Trifft zum Beispiel ein SUV auf eine flachere Limousine, sorgt der Stoßfänger des Geländewagens schon bei einer Aufprallgeschwindigkeit von zehn km/h für einen Totalschaden am Sensor. Glück im Unglück hat dann der Fahrer eines Mercedes: Dort kostet das Teil lediglich 464 Euro. Bei Honda, Jaguar oder Toyota werden jedoch laut ADAC mehr als 3.000 Euro fällig. Sollbruchstellen an der Radar-Halterung und die räumliche Trennung von Sensor und Elektronik könnten nach Einschätzung des ADAC für niedrigere Reparaturkosten sorgen. Radargestützte Tempomaten sind vor allem in höheren Fahrzeugklassen zu finden.

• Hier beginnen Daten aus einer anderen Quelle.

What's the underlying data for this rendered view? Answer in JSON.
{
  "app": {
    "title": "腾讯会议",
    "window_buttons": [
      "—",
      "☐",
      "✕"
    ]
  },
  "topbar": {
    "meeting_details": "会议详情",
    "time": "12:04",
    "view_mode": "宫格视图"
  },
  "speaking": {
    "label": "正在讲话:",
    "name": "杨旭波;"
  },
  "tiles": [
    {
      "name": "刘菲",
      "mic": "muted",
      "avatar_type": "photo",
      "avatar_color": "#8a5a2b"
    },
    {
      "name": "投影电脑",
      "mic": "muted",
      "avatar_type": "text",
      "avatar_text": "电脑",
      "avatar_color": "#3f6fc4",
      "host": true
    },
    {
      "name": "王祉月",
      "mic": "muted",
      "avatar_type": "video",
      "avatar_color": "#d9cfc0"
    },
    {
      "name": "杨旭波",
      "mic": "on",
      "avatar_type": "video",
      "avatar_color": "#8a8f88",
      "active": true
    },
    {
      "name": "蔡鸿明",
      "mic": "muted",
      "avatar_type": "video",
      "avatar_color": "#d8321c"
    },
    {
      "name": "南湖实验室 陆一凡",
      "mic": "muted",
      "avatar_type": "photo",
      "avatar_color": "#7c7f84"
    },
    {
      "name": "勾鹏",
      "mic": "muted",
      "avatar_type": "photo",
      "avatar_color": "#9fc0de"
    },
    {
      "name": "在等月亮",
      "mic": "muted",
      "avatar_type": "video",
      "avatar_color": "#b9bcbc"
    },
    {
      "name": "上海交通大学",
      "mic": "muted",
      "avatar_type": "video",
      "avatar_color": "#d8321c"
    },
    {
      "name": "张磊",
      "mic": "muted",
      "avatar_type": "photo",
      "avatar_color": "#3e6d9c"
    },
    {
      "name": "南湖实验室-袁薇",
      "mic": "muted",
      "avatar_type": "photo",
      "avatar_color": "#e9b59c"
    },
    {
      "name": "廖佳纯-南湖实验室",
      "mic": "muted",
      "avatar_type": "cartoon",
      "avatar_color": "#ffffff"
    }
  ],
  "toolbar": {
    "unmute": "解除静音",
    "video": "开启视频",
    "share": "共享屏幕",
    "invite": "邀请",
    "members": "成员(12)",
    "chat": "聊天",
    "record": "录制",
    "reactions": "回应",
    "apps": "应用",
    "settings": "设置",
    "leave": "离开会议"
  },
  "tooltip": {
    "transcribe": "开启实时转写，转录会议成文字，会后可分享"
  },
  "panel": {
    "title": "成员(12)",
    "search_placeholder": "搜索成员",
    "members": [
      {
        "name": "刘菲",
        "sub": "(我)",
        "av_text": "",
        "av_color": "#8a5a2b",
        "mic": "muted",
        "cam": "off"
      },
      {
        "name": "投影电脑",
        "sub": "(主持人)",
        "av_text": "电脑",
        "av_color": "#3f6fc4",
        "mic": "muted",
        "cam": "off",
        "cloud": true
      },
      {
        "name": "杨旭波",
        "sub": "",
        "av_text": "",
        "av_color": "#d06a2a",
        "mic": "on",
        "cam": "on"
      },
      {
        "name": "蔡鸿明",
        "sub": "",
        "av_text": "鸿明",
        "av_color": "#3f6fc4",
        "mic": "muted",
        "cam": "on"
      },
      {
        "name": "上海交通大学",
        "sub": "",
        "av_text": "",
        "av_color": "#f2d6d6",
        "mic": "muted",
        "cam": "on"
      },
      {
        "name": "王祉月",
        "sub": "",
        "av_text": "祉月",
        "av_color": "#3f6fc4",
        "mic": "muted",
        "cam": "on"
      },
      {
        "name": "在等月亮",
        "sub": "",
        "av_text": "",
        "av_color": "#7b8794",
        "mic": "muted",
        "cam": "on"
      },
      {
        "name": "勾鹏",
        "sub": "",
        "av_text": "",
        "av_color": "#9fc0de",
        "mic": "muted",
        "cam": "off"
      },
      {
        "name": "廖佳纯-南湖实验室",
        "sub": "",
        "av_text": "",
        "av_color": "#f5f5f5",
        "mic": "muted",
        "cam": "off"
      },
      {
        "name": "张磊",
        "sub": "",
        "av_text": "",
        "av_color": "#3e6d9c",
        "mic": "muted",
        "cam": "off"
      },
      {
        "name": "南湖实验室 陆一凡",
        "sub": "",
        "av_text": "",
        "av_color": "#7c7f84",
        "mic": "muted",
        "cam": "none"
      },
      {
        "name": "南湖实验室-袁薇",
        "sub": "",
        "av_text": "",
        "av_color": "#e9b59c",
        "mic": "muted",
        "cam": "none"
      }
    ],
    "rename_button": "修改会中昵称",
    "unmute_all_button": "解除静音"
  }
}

Sie sorgen für einen gleichbleibenden Abstand zum Vordermann und können teils durch eine autonome Notbremsung Unfälle verhindern. Die Technik wird in der Regel gegen Aufpreis angeboten, in der Mercedes S-Klasse etwa kostet sie im Paket mit anderen Assistenten rund 2.600 Euro. Ähnliche Systeme sind mittlerweile auch bis zur Kleinwagenklasse zu haben. Sie arbeiten meist mit günstigeren Laser- oder Kamerasensoren, sind aber auch nicht so leistungsfähig.